Underscoring the way in which disputes over terminology are often born out of misunderstanding, Shewmake offered an example of how Democratic voters might take issue with applying the word “marginalization” to one’s party affiliation.

When you talk about feeling marginalization because you’re a Republican. People of color and LGBT folks have felt that for a long time based on who they are inherently, not just what they think … That conversation, just so you know, it doesn’t always sit well on the ‘D’ side because we’ve felt like we’ve been dealing with this too,” said Shewmake.  

Broadband access: subsidies versus socialism

Shewmake said that having a clear sense of where colleagues stand on the issues is critical to building consensus. In the upcoming virtual session, she emphasized that regularly connecting with other legislators to hash out their positions would be more important than ever.

Broadband connectivity is a prerequisite for legislative dialogue, Muzzall pointed out. With the virtual session on top of the shift to distance learning, Muzzall anticipates that enhancing broadband connectivity around the state will be a top priority, and that it “may end up burning up a bunch of our capital budget to accomplish” in the 2021 session.

What Shewmake and Kraft agreed with the broader policy goal of expanding access to broadband, the question of how to do so provoked a dispute over the distinction between socialism and subsidies.

Kraft: The fact that the government is looking to move into broadband more fully, my concern is that I don’t want to see broadband become a utility for government. To me, I want to see that stay with the private sector. I think the competition is healthy.”

Shewmake: We dealt with this with electricity, we deal with this with railroads. We’ve seen natural monopolies in the past engage in this behavior where they make such a big capital outlay that really only supports one provider, which means they have their own little special monopoly. How do you break that up? Because that seems like a big source of inequity between urban areas which might be able to support multiple companies competing and the rural areas which might only have one option for service.” 

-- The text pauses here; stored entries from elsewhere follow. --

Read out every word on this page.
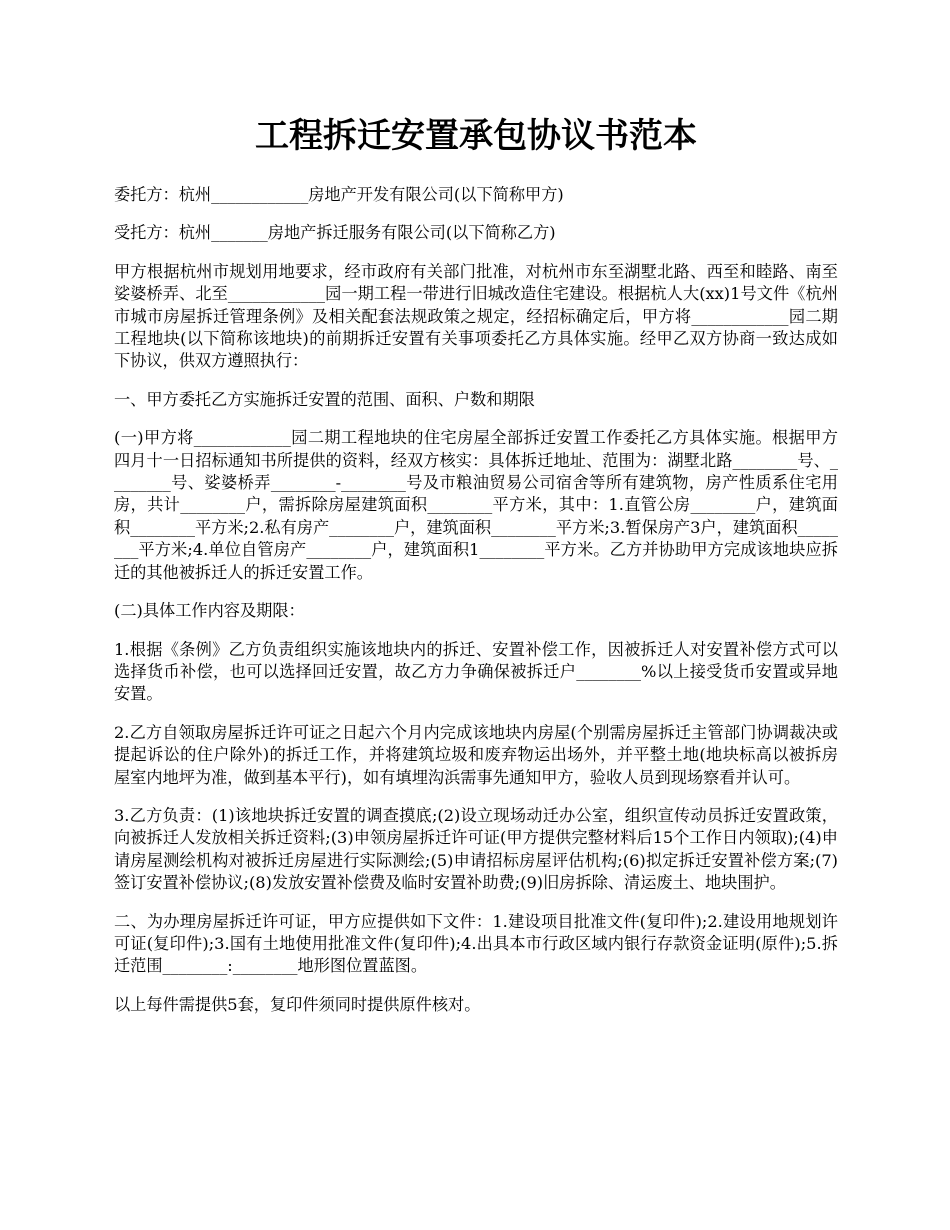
工程拆迁安置承包协议书范本

委托方：杭州____________房地产开发有限公司(以下简称甲方)

受托方：杭州_______房地产拆迁服务有限公司(以下简称乙方)

甲方根据杭州市规划用地要求，经市政府有关部门批准，对杭州市东至湖墅北路、西至和睦路、南至娑婆桥弄、北至____________园一期工程一带进行旧城改造住宅建设。根据杭人大(xx)1号文件《杭州市城市房屋拆迁管理条例》及相关配套法规政策之规定，经招标确定后，甲方将____________园二期工程地块(以下简称该地块)的前期拆迁安置有关事项委托乙方具体实施。经甲乙双方协商一致达成如下协议，供双方遵照执行：

一、甲方委托乙方实施拆迁安置的范围、面积、户数和期限

(一)甲方将____________园二期工程地块的住宅房屋全部拆迁安置工作委托乙方具体实施。根据甲方四月十一日招标通知书所提供的资料，经双方核实：具体拆迁地址、范围为：湖墅北路________号、________号、娑婆桥弄________-________号及市粮油贸易公司宿舍等所有建筑物，房产性质系住宅用房，共计________户，需拆除房屋建筑面积________平方米，其中：1.直管公房________户，建筑面积________平方米;2.私有房产________户，建筑面积________平方米;3.暂保房产3户，建筑面积________平方米;4.单位自管房产________户，建筑面积1________平方米。乙方并协助甲方完成该地块应拆迁的其他被拆迁人的拆迁安置工作。

(二)具体工作内容及期限：

1.根据《条例》乙方负责组织实施该地块内的拆迁、安置补偿工作，因被拆迁人对安置补偿方式可以选择货币补偿，也可以选择回迁安置，故乙方力争确保被拆迁户________%以上接受货币安置或异地安置。

2.乙方自领取房屋拆迁许可证之日起六个月内完成该地块内房屋(个别需房屋拆迁主管部门协调裁决或提起诉讼的住户除外)的拆迁工作，并将建筑垃圾和废弃物运出场外，并平整土地(地块标高以被拆房屋室内地坪为准，做到基本平行)，如有填埋沟浜需事先通知甲方，验收人员到现场察看并认可。

3.乙方负责：(1)该地块拆迁安置的调查摸底;(2)设立现场动迁办公室，组织宣传动员拆迁安置政策，向被拆迁人发放相关拆迁资料;(3)申领房屋拆迁许可证(甲方提供完整材料后15个工作日内领取);(4)申请房屋测绘机构对被拆迁房屋进行实际测绘;(5)申请招标房屋评估机构;(6)拟定拆迁安置补偿方案;(7)签订安置补偿协议;(8)发放安置补偿费及临时安置补助费;(9)旧房拆除、清运废土、地块围护。

二、为办理房屋拆迁许可证，甲方应提供如下文件：1.建设项目批准文件(复印件);2.建设用地规划许可证(复印件);3.国有土地使用批准文件(复印件);4.出具本市行政区域内银行存款资金证明(原件);5.拆迁范围________:________地形图位置蓝图。

以上每件需提供5套，复印件须同时提供原件核对。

Kraft: Those are some of the potential challenges with supply and demand if there’s only one provider, the supplier, they have the control over what the price is. So I recognize that. My other challenge though is subsidizing everything through the government, which is socialism. I’m not interested in that within an American economy. Our economy should be subsidized by all the taxpayers, and that is what we’re seeing in a very large way right now.”

Shewmake: I just have to push back; subsidies and socialism are not the same thing. Socialism is about owning the means of production whereas a subsidy is a way to use markets to achieve outcomes that we all care about. For example, we subsidize education. There are a lot of good benefits to subsidizing things that have a public benefit.” 

Kraft: “This is probably back to your point about the terminology. It’s socialism. Subsidizing health care and broadband, or anything, the more you do it, even if it’s a good cause. That’s what socialism is; it’s when more taxpayer money goes to offset true supply and demand.”

Shewmake: I would just encourage you to look up the definition of socialism. They are very different.” 

Expressing openness to comprise, Muzzall said he would consider looking at expanding retail authority to public utility districts as one potential solution.

All three panelists agreed that partisan politics have fomented a meanness in society at large.

We’ve got to start being nice to one another. This is really frustrating to me; the lack of respect that we are showing on another in our society. Yes we’re passionate, yes we have differing views, but that doesn’t mean that we should be jerks to one another.”